College students also are suffering, as reported by the Union Journal.
…5 youngsters had fainted and two of them have been whisked away in an ambulance. The faintings on the major college have turn into a daily prevalence as a result of so many college students come to class with out consuming breakfast, or dinner the evening earlier than. In different faculties, youngsters wish to know if there’s any meals earlier than they resolve whether or not to go in… Venezuela’s devastating six-year financial disaster is hollowing out the varsity system… Starvation is simply one of many many issues chipping away at them now. Thousands and thousands of Venezuelans have fled the nation in recent times, depleting the ranks of scholars and academics alike. …Many colleges are shuttering within the once-wealthy nation as malnourished youngsters and academics who earn nearly nothing abandon lecture rooms to scratch out a residing on the streets or flee overseas. It’s a significant embarrassment for the self-proclaimed Socialist authorities.
In a column for the New York Times, Nicholas Kristof shares some sad observations about the consequences of Venezuelan socialism.
This country is a kleptocracy ruled incompetently by thugs who are turning a prosperous oil-exporting nation into a failed state sliding toward starvation. …Serrano, 21, lives in the impoverished, violent slum of La Dolorita, where I met her.
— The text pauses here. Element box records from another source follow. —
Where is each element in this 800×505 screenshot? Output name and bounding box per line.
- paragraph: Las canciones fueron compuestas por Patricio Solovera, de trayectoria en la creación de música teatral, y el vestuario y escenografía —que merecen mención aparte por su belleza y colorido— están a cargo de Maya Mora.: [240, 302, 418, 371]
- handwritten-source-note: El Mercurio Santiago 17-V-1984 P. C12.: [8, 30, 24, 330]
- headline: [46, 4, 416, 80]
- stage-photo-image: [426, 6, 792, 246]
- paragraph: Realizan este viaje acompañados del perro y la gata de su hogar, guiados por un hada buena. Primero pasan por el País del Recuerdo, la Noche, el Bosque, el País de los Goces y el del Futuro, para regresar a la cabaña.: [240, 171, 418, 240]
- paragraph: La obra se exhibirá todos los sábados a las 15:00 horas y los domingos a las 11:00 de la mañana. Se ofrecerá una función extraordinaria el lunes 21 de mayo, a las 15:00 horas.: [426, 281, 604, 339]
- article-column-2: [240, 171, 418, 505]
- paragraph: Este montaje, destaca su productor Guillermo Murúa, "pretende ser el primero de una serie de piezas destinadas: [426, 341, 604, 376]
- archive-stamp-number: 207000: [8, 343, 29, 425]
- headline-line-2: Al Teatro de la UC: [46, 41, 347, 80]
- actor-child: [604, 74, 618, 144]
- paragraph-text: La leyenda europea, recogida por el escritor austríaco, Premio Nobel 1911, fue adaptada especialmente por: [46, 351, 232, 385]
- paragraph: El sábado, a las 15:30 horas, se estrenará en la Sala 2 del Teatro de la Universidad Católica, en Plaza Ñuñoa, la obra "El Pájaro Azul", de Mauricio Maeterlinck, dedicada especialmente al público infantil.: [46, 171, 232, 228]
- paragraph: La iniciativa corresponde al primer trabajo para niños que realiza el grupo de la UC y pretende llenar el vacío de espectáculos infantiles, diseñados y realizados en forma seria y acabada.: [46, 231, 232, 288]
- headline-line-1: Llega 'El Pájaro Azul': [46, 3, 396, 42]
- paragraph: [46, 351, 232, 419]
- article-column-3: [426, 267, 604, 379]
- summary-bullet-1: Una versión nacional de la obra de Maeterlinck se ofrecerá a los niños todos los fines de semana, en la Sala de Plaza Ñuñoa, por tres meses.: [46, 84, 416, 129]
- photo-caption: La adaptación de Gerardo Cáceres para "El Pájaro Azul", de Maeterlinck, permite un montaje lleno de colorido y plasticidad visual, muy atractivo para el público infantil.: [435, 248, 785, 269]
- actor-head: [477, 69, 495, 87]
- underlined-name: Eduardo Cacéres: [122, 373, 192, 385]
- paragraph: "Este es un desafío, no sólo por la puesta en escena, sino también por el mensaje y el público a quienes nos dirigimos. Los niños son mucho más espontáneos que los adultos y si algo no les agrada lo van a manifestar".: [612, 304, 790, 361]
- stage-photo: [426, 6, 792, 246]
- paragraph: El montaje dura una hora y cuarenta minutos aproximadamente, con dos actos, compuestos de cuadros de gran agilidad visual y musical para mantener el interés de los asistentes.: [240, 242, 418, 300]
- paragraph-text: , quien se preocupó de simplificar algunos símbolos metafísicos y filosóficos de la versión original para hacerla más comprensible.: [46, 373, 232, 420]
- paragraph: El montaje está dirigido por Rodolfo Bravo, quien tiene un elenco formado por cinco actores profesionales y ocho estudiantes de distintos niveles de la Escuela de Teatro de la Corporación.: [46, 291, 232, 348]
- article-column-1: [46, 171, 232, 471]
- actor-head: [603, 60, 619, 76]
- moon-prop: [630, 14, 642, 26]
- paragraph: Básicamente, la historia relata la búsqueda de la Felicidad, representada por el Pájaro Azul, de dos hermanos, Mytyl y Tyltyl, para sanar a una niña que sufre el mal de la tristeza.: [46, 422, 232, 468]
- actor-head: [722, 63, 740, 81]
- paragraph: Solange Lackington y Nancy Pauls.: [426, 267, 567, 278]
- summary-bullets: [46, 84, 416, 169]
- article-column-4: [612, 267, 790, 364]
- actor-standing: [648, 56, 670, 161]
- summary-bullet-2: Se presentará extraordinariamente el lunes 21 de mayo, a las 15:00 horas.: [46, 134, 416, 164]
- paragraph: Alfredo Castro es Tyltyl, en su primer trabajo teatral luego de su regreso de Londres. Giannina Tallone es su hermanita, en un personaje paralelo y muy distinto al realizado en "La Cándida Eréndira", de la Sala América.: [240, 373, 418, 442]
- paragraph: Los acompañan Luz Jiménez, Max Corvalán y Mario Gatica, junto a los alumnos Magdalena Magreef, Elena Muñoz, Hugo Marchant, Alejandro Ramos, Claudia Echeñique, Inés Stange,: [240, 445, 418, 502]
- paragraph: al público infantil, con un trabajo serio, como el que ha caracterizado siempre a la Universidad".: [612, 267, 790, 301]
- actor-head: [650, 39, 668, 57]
The baby was fading from malnutrition in May, so she frantically sought medical help — but three hospitals turned the baby away, saying there were no beds available, no doctors and no supplies. …Daisha…died at home that night. …President Nicolás Maduro’s brutal socialist government is primarily responsible for the suffering, and there are steps Maduro could take to save children’s lives, if he wanted to. …Venezuela may now be sliding toward collapse and mass starvation, while fragmenting into local control by various armed groups. Outbreaks of malaria, diphtheria and measles are spreading, and infant mortality appears to have doubled since 2008.
By the way, Kristof argues that sanctions imposed by Obama and Trump are making a bad situation worse.
That’s true, but it doesn’t change the fact that Venezuela’s awful government deserves the overwhelming share of the blame.
Let’s measure how the people of Venezuela have suffered. Here are the per-capita GDP numbers since Chavez took power in 1999. There’s volatility in the data, presumably because of changes in oil prices. But the trend is unmistakably negative.
The bottom line is that Venezuela’s living standards have collapsed by about 50 percent since the socialists took over.
That makes Greece seem like an economic powerhouse by comparison.
Let’s close, though, by comparing Venezuela to Latin America’s most market-oriented nation.
As you can see, per-capita economic output in Chile (in blue) has soared while per-capita GDP in Venezuela (in red) has collapsed.
In other words, free markets and small government are the right recipe if the goal is broadly shared prosperity.
P.S. I’ve explained on many occasions that lower-income people in Chile have been the biggest beneficiaries of pro-market reforms.